Minority shareholders of MSG contend they aren’t getting enough for their shares in what they call an insider transaction and complain directors didn’t do enough to protect their interests. The merger’s rapid pace, MSG shareholders said in the suit, is “the result of the domination and control of the board by the Dolan Family Group.”

Juan Monteverde, a lawyer for Liesz, had argued during the telephone hearing that allowing fast-tracked discovery could shed light on whether Dolan was already envisioning such a deal in 2009, when he was considering the spin-off of MSG Networks from Cablevision.

“I think we’re entitled to see how the Dolan family were thinking,” Monteverde said.

‘Fishing Expedition’

Andrew Ditchfield, a lawyer for MSG Networks, said Dolan’s motives for the transaction were “irrelevant” to the shareholder’s claims that the merger price is unfair.

“Discovery into that,” he said, “feels like a fishing expedition into plaintiff’s fiduciary claims.”

The judge agreed with Ditchfield -- for now. “Maybe I’ll dig into this further and change my mind,” McCormick said, “but at this stage, it seems like a pretty compelling argument.”

The case is one of several challenging the deal.
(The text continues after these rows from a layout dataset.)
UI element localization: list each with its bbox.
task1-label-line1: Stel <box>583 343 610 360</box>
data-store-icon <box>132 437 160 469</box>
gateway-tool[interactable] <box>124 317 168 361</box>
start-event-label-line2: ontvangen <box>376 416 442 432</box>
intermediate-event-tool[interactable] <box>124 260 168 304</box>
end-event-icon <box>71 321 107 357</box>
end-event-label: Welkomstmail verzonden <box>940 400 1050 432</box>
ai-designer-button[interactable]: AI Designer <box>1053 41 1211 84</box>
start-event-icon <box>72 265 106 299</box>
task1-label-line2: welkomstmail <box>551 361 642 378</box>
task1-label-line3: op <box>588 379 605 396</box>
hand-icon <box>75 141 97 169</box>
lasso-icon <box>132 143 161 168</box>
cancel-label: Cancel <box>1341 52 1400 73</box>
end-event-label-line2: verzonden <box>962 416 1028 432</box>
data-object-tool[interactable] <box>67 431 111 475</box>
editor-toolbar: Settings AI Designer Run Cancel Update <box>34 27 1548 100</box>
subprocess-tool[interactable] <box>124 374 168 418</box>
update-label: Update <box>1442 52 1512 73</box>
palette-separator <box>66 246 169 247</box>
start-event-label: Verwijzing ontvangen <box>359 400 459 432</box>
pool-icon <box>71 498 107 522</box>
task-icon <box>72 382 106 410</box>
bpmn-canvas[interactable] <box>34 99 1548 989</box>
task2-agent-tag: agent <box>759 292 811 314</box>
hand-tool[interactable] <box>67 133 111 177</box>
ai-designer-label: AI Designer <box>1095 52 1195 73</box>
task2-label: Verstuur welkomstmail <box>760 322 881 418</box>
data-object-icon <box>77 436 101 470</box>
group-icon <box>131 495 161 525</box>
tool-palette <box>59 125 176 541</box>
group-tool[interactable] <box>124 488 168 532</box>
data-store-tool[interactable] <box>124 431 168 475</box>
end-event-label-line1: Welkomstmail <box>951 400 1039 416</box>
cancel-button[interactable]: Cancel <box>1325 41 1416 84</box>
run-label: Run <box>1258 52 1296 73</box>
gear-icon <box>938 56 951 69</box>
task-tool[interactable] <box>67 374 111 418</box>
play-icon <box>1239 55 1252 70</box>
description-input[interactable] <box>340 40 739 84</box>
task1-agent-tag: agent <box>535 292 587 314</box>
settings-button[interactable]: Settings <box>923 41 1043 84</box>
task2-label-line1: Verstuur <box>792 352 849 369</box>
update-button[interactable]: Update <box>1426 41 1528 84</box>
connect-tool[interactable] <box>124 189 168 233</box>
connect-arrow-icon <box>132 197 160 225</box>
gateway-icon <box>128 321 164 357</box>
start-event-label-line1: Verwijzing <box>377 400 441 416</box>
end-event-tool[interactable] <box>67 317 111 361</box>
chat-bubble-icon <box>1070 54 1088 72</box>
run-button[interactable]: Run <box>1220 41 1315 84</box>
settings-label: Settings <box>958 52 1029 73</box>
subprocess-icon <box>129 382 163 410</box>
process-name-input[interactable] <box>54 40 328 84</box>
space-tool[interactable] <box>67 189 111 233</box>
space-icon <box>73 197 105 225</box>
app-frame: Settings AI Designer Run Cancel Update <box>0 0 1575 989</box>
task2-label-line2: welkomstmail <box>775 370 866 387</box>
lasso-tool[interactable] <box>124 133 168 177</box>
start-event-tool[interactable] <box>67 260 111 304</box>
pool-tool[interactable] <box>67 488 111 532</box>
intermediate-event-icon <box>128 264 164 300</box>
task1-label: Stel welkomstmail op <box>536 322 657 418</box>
A pension fund in late May sued Dolan, eight members of his family and other MSG Entertainment board members, including former NBA star Isiah Thomas, accusing them of seeking to fund the “rapid” post-pandemic growth of MSG Entertainment by merging it on self-dealing terms with MSG Networks, a “shrinking business that creates cash flow.”

The case is Leisz v. MSG Networks Inc., No. 2021-0504, Delaware Chancery Court (Wilmington).